Receiver operating characteristic curves and their area under the curve (AUC), where positive and negative outcomes were defined as malignant and benign, respectively. (A) In pathologic diagnosis of papillary thyroid cancer and benign follicular lesions other than follicular adenoma (n = 210). (B) In Bethesda cytological category of atypia of undetermined significance or follicular lesion of undetermined significance (n = 40). (C) In Bethesda cytological category of follicular neoplasm or suspicious for a follicular neoplasm (n = 32). (D) In Bethesda cytological category of suspicious for malignancy (n = 53). In panel A, the threshold value was set at the cut-off point that was closest to (0,1). In panel B, C, and D, the threshold value was set at the sensitivity that was 100% aligned with specificity that is as high as possible.

Figure 2

Box plots of the relationship between a diagnostic score and pathologic diagnosis. (A) In pathologic diagnosis of papillary thyroid cancer and benign follicular lesions other than follicular adenoma (n = 210). (B) In Bethesda cytological category of atypia of undetermined significance or follicular lesion of undetermined significance (n = 40). (C) In Bethesda cytological category of follicular neoplasm or suspicious for a follicular neoplasm (n = 32). (D) In Bethesda cytological category of suspicions for malignancy (n = 53). NH: Nodular hyperplasia. NG: Nodular goiter. AH: Adenomatous hyperplasia. AG: Adenomatous goiter. PTC: Papillary thyroid cancer. FA: Follicular adenoma. FC: Follicular carcinoma.

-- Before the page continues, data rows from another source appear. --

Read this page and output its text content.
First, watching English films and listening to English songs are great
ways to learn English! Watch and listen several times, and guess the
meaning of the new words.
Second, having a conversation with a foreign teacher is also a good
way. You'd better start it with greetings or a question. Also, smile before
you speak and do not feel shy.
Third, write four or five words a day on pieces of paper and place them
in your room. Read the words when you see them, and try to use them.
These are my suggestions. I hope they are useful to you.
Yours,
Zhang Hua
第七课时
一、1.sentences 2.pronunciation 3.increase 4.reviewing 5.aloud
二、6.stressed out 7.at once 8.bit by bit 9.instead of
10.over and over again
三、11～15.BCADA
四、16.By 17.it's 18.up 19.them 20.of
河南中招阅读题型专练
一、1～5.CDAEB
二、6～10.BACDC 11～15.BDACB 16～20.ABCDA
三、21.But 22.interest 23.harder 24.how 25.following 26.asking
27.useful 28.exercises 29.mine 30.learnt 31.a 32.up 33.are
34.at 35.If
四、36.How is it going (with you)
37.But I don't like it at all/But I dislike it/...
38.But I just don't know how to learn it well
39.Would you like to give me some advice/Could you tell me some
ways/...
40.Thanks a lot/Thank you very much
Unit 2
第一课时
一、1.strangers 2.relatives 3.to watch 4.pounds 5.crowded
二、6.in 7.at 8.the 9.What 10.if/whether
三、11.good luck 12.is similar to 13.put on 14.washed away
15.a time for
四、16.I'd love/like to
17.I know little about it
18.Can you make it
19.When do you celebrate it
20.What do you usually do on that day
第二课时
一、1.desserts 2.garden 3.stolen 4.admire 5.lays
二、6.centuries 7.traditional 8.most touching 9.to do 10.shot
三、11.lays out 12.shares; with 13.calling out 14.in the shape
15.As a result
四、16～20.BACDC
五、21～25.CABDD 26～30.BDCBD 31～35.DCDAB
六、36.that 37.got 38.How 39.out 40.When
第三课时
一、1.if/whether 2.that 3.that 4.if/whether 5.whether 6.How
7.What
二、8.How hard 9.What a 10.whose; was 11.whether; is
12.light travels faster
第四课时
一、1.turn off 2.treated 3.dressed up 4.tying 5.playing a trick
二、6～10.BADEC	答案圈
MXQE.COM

2.2. Performance of the Logistic Model in Cytologically Indeterminate Categories

The ROC curve analyses were performed for cases in the indeterminate AUS, FN/SFN, and SUSP cytological categories and their AUROC values were 81.3% (p < 0.001), 56.8% (p = 0.52), and 78.7% (p = 0.014), respectively (Table 4). The optimum threshold probabilities based on the cut-off point closest to (0,1) for the AUS, FN/SFN, and SUSP categories were calculated to be 0.523, 0.304, and 0.733, with (sensitivity percentage, specificity percentage) equal to (87.0, 70.6), (80.0, 45.5), and (64.0, 100.0), respectively (Table 4, model 2). The logistic model was more sensitive for the AUS category and was very specific for the SUSP category, while the model was not as effective for FN/SFN cases.

Table 4

Prediction of pathologic diagnosis of thyroid cancer using a diagnostic score.

Cytological Diagnosis	AUROC (p-Value)	Model 1: Threshold Value was Set at the Sensitivity that was 100% with the Specificity as High as Possible					Model 2: Threshold Value was Set at the Cut-off Point on the ROC Curve that was Closest to (0,1)
		Sensitivity	Specificity	PPV	NPV	Threshold Value	Sensitivity	Specificity	PPV	NPV	Threshold Value
AUS	0.813 (<0.001)	100.00%	17.60%	62.20%	100.00%	0.209	87.00%	70.60%	80.00%	80.00%	0.523
FN/SFN	0.568 (0.520)	100.00%	13.60%	34.50%	100.00%	0.075	80.00%	45.50%	40.00%	83.30%	0.304
SUSP	0.787 (0.014)	100.00%	33.30%	96.20%	100.00%	0.426	64.00%	100.00%	100.00%	14.30%	0.733

PPV: positive predictive value. NPV: negative predictive value. AUS: atypia of undetermined significance or follicular lesion of undetermined significance. FN/SFN: follicular neoplasm or suspicious for a follicular neoplasm. SUSP: suspicious for malignancy.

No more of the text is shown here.